Look far left, and there are similar oddities in historical understanding. ‘Old’ Labour can rightly point to the significant achievements of the one brief period of socialist government in Britain, which gave us the NHS. But the pacifists and unilateralists might also wish to reflect on the success of that government in making sure that Britain was an initial member of NATO and the Council of Europe, on recognising and countering the threat of Soviet aggression in the late 1940s, of its enlightened policy of occupation in Germany, which included giving important socialist impetuses to the new Germany and its industrial relations – and that all three were substantially the work of the firebrand Trade Unionist Ernest Bevin as Foreign Secretary.
There also appears to be a worrying amnesia in the current Corbyn-dominated Labour party about the pre-Blair era -unions holding politicians ransom, the winter of discontent, garbage piling up in streets, Militant bankrupting entire cities, not to mention the civil war within the party in the early 1980s. The only difference is that Mr Corbyn seems closer to power than Michael Foot or Neil Kinnock in the 1980s ever came.
So as Britain exits the European Union, what could a balanced view of history offer policy-makers? First and foremost that exiting the EU is not returning to the age of Empire. We may laugh at the notion of ‘Empire 2.0’, a web of free trade agreements with countries that speak English and feel some affiliation with Britain. But the new multipolar world requires a much more global approach and above all an understanding of how Britain intends to position itself vis a vis a populist US government, Putin’s Russia, Modi’s India and above all Xi’s China – not to mention a reinvigorated EU probably led increasingly by the centrist, cosmopolitan Macron.
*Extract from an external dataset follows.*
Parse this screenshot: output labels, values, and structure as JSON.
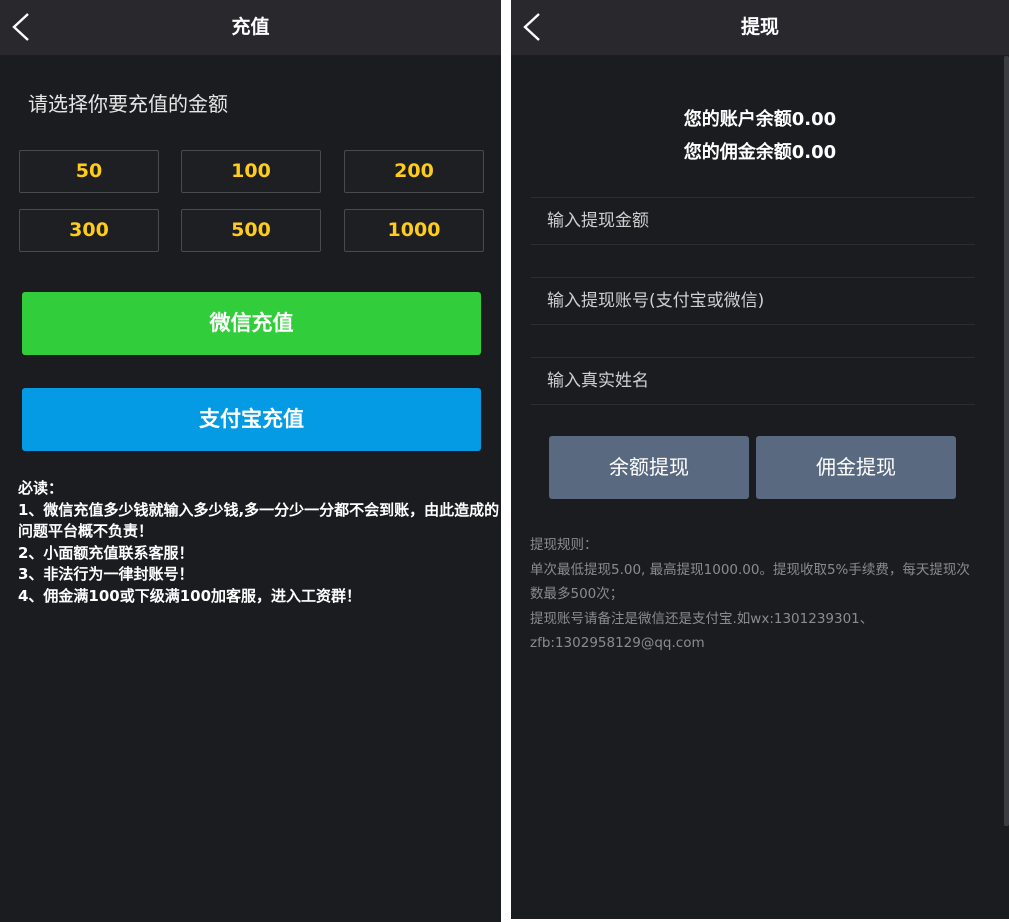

A balanced view of history would recognise that a country fortunate enough to be a UN Security Council member because of its history, with a significant and disciplined military, a leading if not growing economy, the home of the most widely used language in the world has much going for it, perhaps more in soft power even than hard power.
It would also suggest that leaving the EU, one ‘block’ in the dangerous, multipolar world , will make it still more vital to be a leading member of international institutions like NATO and the community of the Accord de Paris, so that Britain does not become an isolated player in international affairs. The global map has long since ceased to be dominated by pink.
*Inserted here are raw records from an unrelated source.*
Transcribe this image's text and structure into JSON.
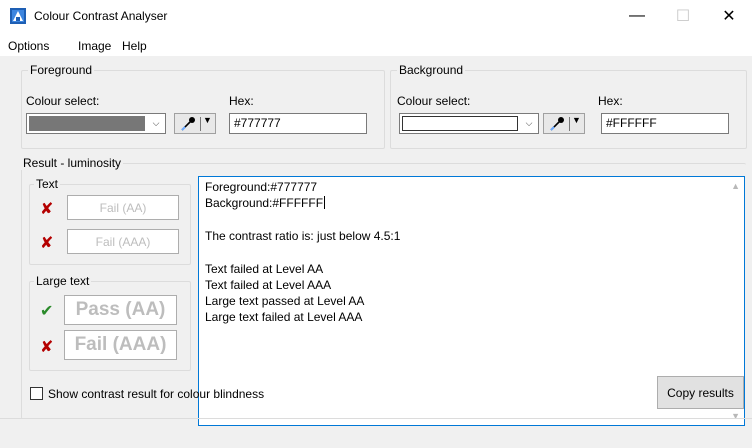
{
  "window": {
    "title": "Colour Contrast Analyser",
    "minimize": "—",
    "maximize": "☐",
    "close": "✕"
  },
  "menu": [
    "Options",
    "Image",
    "Help"
  ],
  "foreground": {
    "group_label": "Foreground",
    "colour_select_label": "Colour select:",
    "hex_label": "Hex:",
    "hex_value": "#777777",
    "swatch_color": "#777777"
  },
  "background": {
    "group_label": "Background",
    "colour_select_label": "Colour select:",
    "hex_label": "Hex:",
    "hex_value": "#FFFFFF",
    "swatch_color": "#FFFFFF"
  },
  "result": {
    "group_label": "Result - luminosity",
    "text_group_label": "Text",
    "text_aa": "Fail (AA)",
    "text_aaa": "Fail (AAA)",
    "large_group_label": "Large text",
    "large_aa": "Pass (AA)",
    "large_aaa": "Fail (AAA)",
    "fail_mark": "✘",
    "pass_mark": "✔",
    "lines": [
      "Foreground:#777777",
      "Background:#FFFFFF",
      "The contrast ratio is: just below 4.5:1",
      "Text failed at Level AA",
      "Text failed at Level AAA",
      "Large text passed at Level AA",
      "Large text failed at Level AAA"
    ]
  },
  "colourblind_label": "Show contrast result for colour blindness",
  "copy_label": "Copy results",
  "colors": {
    "fail": "#b40000",
    "pass": "#2a8a2a",
    "focus_border": "#0078d7"
  }
}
A rational view would also suggest that a post-imperialist free trade nation, if that is where the UK is heading post 2019/21, needs to have a sensible view of the role of global migration and openness to foreign investment. Prime Minister Modi made the connection between the two abundantly clear when Mrs. May visited India last year, whilst reminding Mrs May of the importance of Indian investment and contribution to the UK.
Above all, perhaps, both Right and Left, and the reviving centre ground of British politics need a positive, affirmative but humble approach to Britain’s future based on exactly such a perspective on its past. Nostalgia is a bad starting point for the future. Nationalist chest-beating even worse.
I’m reminded of Churchill – yes, that controversial figure in British history. With Britain victorious but impoverished, Churchill articulated an international strategy in the 1940s, in opposition, which seems extraordinarily prescient. Maintain the empire (or in the modern idiom, maintain good relations with former dominions), keep close to the US (as presidents come and go) and take a positive, collaborative approach to European partners.
The manner of the parting from the EU will determine the extent to which Britain will still be seen as positive, collaborative and trusted by European partners.